Se que Él todo lo perdona, se que no debo juzgar y no lo hago sólo cuento lo ocurrido que me duele y escandaliza, no sólo a mí me afecta sino a aquellos que por primera vez fueron llamados por el Señor de la Vida y se encuentran confundidos y realmente no entienden nada. Este año el 98% asisten a otras parroquias o capillas, lo se porque los llamé.
Hoy se sigue dictando catequesis, probablemente quede una catequista, las demás personas no tienen ninguna formación, son mamás que tienen buena voluntad pero eso no es suficiente. Es como si me dieran un libro de francés y me pusieran a enseñar a un grupo de chicos el idioma. Algo del secundario recuerdo, pero con eso solo llegaré a sembrar en la piedra, luego unas raíces pequeñas y la planta se muere.
Le ruego que me perdone por contarle esto que viví y que me quita la paz.

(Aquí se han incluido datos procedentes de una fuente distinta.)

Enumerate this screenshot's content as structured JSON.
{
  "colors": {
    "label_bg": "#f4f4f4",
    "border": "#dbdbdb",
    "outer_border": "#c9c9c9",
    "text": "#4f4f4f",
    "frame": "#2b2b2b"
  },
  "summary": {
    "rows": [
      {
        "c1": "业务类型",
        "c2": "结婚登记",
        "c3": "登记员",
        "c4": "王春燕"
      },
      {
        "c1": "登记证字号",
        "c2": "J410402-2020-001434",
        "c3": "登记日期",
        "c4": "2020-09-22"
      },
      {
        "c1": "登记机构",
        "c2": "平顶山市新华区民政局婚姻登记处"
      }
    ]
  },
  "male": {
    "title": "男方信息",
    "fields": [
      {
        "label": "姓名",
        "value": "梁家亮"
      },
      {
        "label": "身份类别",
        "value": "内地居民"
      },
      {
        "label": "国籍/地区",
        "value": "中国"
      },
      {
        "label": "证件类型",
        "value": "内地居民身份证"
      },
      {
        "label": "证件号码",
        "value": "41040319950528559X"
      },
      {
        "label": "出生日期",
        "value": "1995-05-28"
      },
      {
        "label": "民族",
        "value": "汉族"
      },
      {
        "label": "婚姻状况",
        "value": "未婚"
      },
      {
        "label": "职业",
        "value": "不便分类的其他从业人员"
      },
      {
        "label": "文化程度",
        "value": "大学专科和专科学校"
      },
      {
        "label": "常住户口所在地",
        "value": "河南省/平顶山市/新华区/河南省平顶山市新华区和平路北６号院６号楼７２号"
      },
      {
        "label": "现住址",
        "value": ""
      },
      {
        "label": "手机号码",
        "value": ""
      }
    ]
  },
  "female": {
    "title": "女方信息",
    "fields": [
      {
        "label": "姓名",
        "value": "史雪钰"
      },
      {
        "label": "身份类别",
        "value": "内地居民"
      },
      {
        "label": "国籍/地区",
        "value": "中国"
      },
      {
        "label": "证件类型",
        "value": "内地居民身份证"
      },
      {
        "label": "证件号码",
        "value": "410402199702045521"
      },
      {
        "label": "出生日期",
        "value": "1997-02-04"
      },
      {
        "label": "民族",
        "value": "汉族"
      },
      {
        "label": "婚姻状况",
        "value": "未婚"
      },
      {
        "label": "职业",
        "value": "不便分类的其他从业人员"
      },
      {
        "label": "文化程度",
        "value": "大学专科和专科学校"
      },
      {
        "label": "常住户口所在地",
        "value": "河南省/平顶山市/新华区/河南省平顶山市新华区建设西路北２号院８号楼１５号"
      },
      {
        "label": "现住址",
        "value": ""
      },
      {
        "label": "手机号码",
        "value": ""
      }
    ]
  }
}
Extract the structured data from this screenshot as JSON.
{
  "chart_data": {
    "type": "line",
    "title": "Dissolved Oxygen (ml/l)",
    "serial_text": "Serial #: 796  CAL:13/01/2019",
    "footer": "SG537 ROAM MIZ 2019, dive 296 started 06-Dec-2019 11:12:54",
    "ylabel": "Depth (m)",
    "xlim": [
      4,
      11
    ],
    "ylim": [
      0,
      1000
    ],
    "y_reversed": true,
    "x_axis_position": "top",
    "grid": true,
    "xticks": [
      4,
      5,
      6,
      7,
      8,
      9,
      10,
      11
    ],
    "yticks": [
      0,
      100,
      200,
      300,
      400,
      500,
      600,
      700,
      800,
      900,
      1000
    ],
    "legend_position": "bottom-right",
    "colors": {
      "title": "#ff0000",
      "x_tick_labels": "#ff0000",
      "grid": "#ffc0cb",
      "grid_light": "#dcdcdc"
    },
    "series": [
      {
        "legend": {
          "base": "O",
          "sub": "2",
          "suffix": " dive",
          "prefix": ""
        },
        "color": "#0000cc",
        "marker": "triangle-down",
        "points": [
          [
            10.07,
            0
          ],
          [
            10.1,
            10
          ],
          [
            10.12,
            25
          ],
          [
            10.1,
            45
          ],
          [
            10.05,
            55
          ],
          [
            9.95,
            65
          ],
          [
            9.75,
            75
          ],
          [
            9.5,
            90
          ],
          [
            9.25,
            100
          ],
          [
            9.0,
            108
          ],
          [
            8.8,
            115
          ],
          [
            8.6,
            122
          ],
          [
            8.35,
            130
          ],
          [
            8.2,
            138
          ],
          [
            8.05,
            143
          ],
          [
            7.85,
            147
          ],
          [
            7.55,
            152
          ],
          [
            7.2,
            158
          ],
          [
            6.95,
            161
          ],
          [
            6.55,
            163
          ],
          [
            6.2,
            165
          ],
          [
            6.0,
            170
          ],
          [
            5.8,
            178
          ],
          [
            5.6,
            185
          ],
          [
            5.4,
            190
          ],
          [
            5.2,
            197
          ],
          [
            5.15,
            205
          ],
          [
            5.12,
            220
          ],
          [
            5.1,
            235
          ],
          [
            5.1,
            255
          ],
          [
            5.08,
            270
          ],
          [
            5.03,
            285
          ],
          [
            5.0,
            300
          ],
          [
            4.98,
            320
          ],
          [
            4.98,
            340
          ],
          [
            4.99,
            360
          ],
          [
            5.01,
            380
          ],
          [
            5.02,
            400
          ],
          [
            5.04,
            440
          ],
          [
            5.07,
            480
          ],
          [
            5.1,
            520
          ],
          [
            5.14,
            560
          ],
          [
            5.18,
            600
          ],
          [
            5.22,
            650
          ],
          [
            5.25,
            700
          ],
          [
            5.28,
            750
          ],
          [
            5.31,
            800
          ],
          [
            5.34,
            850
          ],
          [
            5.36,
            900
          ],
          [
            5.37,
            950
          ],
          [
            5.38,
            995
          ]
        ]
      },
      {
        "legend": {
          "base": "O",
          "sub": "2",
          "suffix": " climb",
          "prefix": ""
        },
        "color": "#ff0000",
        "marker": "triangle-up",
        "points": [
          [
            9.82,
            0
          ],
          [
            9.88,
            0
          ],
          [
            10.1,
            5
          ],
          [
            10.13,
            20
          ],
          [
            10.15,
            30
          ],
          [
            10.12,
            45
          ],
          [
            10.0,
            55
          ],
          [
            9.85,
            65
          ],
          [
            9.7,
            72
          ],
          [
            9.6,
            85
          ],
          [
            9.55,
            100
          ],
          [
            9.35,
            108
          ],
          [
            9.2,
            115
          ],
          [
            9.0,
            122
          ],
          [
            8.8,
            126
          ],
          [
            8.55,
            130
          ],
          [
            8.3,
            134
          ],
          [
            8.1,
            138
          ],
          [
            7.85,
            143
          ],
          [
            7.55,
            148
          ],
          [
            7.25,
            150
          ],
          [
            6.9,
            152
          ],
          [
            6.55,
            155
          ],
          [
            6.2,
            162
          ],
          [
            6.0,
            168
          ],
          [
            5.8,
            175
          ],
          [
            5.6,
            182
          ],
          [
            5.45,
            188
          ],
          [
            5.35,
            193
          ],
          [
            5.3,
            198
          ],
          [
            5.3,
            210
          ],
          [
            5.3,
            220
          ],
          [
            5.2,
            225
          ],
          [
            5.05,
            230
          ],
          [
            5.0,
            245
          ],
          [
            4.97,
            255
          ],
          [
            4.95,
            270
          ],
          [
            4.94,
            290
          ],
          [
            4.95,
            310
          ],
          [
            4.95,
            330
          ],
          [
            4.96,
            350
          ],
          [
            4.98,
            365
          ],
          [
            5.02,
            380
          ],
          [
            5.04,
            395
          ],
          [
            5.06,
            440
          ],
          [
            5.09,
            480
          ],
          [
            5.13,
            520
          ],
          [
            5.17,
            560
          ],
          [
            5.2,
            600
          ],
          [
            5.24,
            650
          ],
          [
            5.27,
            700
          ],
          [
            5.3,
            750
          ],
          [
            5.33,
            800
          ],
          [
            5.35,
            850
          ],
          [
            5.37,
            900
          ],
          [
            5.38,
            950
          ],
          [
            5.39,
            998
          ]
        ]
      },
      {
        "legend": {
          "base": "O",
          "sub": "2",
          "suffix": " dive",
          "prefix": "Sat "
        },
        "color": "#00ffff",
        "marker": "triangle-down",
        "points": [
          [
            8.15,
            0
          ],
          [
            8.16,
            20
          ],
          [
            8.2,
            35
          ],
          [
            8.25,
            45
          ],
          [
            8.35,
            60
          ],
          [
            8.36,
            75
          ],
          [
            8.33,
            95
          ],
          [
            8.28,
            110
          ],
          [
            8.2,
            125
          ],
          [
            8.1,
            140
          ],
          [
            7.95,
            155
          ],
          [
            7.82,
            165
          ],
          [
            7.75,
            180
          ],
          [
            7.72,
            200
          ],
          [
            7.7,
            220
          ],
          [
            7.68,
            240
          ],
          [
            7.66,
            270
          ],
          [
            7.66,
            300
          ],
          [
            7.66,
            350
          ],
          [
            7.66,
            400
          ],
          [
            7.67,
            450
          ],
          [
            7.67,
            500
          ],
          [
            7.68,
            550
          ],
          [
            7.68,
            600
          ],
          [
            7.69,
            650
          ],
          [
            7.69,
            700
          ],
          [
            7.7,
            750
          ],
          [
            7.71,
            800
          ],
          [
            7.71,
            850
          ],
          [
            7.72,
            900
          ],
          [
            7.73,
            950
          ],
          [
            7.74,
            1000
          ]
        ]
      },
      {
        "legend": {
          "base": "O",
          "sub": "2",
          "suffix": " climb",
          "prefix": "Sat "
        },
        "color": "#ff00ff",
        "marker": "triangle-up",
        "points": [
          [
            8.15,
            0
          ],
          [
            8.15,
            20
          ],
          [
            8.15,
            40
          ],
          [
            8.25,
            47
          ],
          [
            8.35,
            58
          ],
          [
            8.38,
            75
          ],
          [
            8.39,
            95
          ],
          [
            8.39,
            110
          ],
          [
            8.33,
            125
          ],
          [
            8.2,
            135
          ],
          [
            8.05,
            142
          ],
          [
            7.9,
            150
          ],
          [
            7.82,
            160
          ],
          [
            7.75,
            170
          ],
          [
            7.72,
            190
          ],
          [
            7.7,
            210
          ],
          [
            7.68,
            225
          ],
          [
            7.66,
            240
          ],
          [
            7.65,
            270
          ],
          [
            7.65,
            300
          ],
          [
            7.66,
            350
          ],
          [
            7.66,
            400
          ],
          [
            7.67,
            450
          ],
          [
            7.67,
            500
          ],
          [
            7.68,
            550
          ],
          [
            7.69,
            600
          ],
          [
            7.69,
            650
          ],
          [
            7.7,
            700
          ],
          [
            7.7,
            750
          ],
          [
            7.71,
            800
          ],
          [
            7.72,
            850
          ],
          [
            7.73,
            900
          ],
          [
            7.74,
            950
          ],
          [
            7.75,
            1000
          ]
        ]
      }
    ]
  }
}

Callándome, otorgo la oportunidad de seguir deformando nuestra doctrina, nuestra liturgia y apagando nuestra Fe. No se si hablando algo cambie, pero al menos no me siento yo la responsable. Padre Pedro, esto que le he contado no es todo, hay mucho más, pero creo que es suficiente.
Gracias, muchas gracias por escucharme, que Nuestro Padre lo bendiga, lo lleve siempre de su mano y nos regale muchas, muchísimas vocaciones de sacerdotes santos. Un día hablando sobre vocaciones, el Padre Rubén Revello me dijo, – mejor que sean sabios – pero yo realmente no conozco ningún santo que carezca de sabiduría. Nuevamente gracias.